Ta Kim David T, Rai Amrit S, Muni Rajeev H
Department of Ophthalmology, St. Michael's Hospital, 30 Bond Street, Toronto, Ontario, Canada, M5B-1W8.
Department of Ophthalmology and Vision Sciences, University of Toronto, 340 College Street, Suite 400, Toronto, Ontario, Canada, M5T-3A9.
Am J Ophthalmol Case Rep. 2020 Apr 29;19:100721. doi: 10.1016/j.ajoc.2020.100721. eCollection 2020 Sep.

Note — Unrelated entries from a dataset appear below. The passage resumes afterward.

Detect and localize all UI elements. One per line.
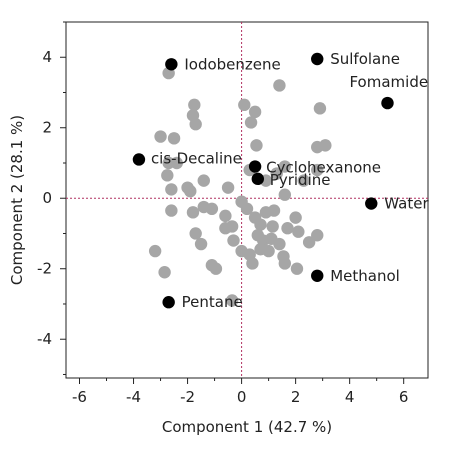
background-point [167,132,181,145]
point-label: cis-Decaline [151,149,242,167]
background-point [188,98,201,112]
background-point [281,221,294,235]
background-point [165,183,178,196]
background-point [290,262,304,275]
background-point [267,204,281,217]
background-point [225,294,239,307]
highlighted-point [381,96,394,110]
background-point [165,204,178,217]
background-point [170,156,183,170]
background-point [221,181,235,194]
background-point [227,234,240,247]
background-point [302,236,316,249]
background-point [154,130,167,143]
point-label: Pyridine [270,171,331,189]
x-axis-title: Component 1 (42.7 %) [162,418,332,436]
background-point [209,262,223,275]
highlighted-point [365,197,378,210]
background-point [197,174,210,187]
background-point [238,98,251,112]
y-tick-label: 2 [42,119,52,137]
x-tick-label: -6 [72,388,87,406]
background-points [148,66,332,307]
background-point [186,206,200,219]
background-point [244,116,258,129]
background-point [254,218,267,231]
background-point [292,225,305,238]
background-point [246,257,259,270]
background-point [297,174,310,187]
x-tick-label: 0 [237,388,247,406]
point-labels: Iodobenzene Sulfolane Fomamide cis-Decaline… [151,50,430,311]
background-point [189,227,202,240]
y-tick-label: -2 [37,260,52,278]
background-point [250,139,263,152]
point-label: Sulfolane [330,50,400,68]
background-point [273,237,286,251]
background-point [278,188,292,201]
highlighted-point [251,172,265,186]
background-point [184,184,197,198]
point-label: Cyclohexanone [266,159,381,177]
highlighted-point [162,296,175,309]
x-tick-label: 2 [291,388,301,406]
highlighted-point [165,58,178,71]
y-axis: -4 -2 0 2 4 [37,21,66,375]
background-point [225,220,239,233]
point-label: Water [384,195,429,213]
background-point [262,244,275,258]
y-tick-label: -4 [37,330,52,348]
x-axis: -6 -4 -2 0 2 4 6 [72,378,408,406]
background-point [311,229,324,242]
background-point [240,202,254,216]
background-point [148,244,162,258]
highlighted-points [132,52,394,309]
point-label: Fomamide [349,73,428,91]
background-point [161,169,174,182]
x-tick-label: -2 [180,388,195,406]
background-point [270,167,283,180]
background-point [319,139,332,152]
background-point [278,160,292,173]
x-tick-label: 6 [399,388,409,406]
background-point [248,105,262,119]
point-label: Methanol [330,267,400,285]
highlighted-point [311,269,324,282]
highlighted-point [311,52,324,66]
background-point [266,220,279,233]
background-point [189,118,202,131]
point-label: Pentane [182,293,243,311]
background-point [194,237,208,251]
background-point [158,266,171,279]
y-tick-label: 0 [42,189,52,207]
background-point [289,211,302,224]
x-tick-label: 4 [345,388,355,406]
point-label: Iodobenzene [184,55,280,73]
background-point [205,202,219,216]
background-point [219,209,232,223]
highlighted-point [132,153,146,166]
background-point [311,163,324,177]
y-axis-title: Component 2 (28.1 %) [8,115,26,285]
background-point [273,79,286,92]
highlighted-point [248,160,262,173]
background-point [313,102,327,115]
y-tick-label: 4 [42,48,52,66]
background-point [278,257,292,270]
x-tick-label: -4 [126,388,141,406]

To describe a novel surgical technique for the removal of a live intravitreal nematode.
We describe the surgical management of a 35-year-old man with a live intravitreal nematode in his left eye. A 23-gauge pars plana limited core vitrectomy was performed to release the nematode from the surrounding vitreous strands. After creating a peritomy, a 20-gauge full thickness sclerotomy was created with a microvitreoretinal blade. The tip of a 20-gauge angiocath needle was cut obliquely and inserted through the sclerotomy. The external portion of the needle was attached to the viscous fluid extraction tubing for the Constellation vitrectomy machine (Alcon). Gentle aspiration pulled the nematode into the angiocath. The nematode was transferred to a syringe for parasitologic evaluation.

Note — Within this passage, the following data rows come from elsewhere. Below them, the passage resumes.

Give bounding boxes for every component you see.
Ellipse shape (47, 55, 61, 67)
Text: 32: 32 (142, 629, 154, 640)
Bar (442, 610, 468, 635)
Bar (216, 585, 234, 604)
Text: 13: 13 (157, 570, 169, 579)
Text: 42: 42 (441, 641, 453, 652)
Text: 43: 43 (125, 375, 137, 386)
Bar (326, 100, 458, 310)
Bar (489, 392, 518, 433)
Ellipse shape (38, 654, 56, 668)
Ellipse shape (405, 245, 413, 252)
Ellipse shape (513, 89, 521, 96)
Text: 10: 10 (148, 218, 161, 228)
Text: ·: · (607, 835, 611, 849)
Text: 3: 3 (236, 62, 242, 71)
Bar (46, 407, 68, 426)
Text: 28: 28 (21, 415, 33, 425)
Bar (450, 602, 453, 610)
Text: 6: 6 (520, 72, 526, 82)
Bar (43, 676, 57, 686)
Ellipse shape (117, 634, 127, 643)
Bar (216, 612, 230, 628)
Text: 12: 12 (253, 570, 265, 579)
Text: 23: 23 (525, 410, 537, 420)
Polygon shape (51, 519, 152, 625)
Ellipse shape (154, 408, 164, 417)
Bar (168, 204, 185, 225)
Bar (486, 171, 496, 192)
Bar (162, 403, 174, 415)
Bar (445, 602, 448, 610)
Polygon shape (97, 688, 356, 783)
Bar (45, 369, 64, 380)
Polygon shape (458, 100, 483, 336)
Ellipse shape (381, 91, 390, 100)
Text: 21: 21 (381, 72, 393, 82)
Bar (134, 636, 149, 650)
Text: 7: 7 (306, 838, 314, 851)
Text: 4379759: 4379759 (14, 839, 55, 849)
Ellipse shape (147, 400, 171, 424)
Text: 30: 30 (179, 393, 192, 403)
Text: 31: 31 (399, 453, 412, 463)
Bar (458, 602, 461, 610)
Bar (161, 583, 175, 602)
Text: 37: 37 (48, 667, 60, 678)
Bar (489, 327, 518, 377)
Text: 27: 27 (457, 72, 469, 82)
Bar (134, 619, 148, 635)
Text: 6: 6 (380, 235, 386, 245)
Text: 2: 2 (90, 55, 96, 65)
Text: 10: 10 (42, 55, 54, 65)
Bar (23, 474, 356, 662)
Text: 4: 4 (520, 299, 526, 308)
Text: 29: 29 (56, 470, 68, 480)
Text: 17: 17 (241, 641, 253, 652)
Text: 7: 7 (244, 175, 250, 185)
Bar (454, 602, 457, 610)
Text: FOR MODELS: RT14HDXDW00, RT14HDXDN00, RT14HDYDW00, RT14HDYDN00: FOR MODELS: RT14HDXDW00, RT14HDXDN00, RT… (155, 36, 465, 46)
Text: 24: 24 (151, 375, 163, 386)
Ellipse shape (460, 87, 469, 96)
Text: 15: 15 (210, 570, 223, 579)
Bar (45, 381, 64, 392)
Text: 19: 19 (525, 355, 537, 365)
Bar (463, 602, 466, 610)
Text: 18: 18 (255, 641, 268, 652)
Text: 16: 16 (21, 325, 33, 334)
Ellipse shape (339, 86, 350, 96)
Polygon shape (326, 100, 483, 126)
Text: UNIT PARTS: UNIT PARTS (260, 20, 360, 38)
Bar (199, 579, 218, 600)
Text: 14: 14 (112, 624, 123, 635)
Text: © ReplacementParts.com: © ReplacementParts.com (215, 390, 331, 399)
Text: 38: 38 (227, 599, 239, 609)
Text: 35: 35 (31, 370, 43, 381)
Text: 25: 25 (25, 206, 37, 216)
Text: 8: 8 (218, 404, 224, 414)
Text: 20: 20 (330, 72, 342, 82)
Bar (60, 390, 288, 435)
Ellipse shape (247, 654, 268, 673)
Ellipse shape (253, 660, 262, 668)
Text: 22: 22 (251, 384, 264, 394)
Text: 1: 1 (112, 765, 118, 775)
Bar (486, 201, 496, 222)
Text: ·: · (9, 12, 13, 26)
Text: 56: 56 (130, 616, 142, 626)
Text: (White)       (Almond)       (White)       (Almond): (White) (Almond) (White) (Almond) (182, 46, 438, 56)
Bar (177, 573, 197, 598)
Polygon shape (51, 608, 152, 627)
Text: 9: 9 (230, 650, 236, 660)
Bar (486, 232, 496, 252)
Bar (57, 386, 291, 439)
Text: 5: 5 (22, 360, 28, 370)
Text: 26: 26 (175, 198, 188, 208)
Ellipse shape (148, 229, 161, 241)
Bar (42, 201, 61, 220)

The novel surgical technique described allows for aspiration of an intravitreal nematode in a controlled fashion. This technique can be used to manage this rare, but visually significant condition.
描述一种用于取出活体内玻璃体线虫的新型手术技术。
我们描述了一名35岁左眼有活体内玻璃体线虫男性患者的手术治疗情况。进行了23G经平坦部有限核心玻璃体切除术,以将线虫从周围的玻璃体条索中释放出来。在制作结膜切开术后,用微型玻璃体视网膜刀制作了一个20G全层巩膜切开术。将20G血管造影导管针的尖端斜切,然后通过巩膜切开术插入。针的外部连接到用于Constellation玻璃体切除机(爱尔康)的粘性流体提取管。轻柔抽吸将线虫吸入血管造影导管。线虫被转移到注射器中进行寄生虫学评估。
所描述的新型手术技术允许以可控方式抽吸眼内线虫。该技术可用于处理这种罕见但对视功能有重要影响的情况。